Você que é mãe, pai, avó, avô, enfim, pense em qualquer pessoa que você ame muito. Feche os olhos por um momento e imagine a sua vida sem essa pessoa. O que você sente ao pensar isso? Angústia? Dor? Medo? É ruim só de imaginar não é? Então pense como deve ser perder um filho, sentir saudades da vida que tinha com ele e da vida que vocês ainda teriam juntos. Não podemos deixar a dor desses pais de lado. Não podemos fingir que nada aconteceu, como muitos fazem. Somos da área da saúde e é nosso dever cuidar. É muito fácil dizer o quanto dói quando a dor não sua. É muito fácil silenciar uma voz quando não é você quem quer falar.

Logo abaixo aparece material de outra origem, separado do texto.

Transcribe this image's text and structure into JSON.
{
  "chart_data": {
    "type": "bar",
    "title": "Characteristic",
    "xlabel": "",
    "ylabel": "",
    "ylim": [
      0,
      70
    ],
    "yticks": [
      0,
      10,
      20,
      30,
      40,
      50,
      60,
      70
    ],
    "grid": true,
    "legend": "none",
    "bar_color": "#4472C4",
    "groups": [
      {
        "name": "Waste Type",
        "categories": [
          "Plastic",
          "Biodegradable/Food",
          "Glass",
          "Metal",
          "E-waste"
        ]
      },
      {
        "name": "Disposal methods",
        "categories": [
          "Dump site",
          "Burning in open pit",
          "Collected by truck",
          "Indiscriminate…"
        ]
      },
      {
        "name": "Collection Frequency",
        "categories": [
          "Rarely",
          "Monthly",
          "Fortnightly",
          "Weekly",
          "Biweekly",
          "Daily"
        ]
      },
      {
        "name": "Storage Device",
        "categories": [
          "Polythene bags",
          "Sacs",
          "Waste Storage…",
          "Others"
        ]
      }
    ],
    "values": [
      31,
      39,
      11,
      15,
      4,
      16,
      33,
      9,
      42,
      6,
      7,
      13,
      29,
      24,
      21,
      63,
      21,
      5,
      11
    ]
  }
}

O Manuel me ensinou que só o amor é real e a Thamires me mostrou que, muitas vezes, incomodar é estar no caminho certo. A luta dela valeu a pena pois fez melhorias até mesmo no hospital. Outros bebês estão tendo um atendimento melhor por conta de uma mãezinha que bateu o pé pelos direitos do seu filho e fez com que nossos colegas lembrassem o porquê de estarmos aqui. Que lembrassem que um paciente não é apenas um paciente: é o amor de alguém, é a vida de alguém. Que lembrassem que os acompanhantes também precisam de cuidados e que os pais de bebês falecidos são sobreviventes e merecem nosso apoio, admiração e, acima de tudo, nosso respeito.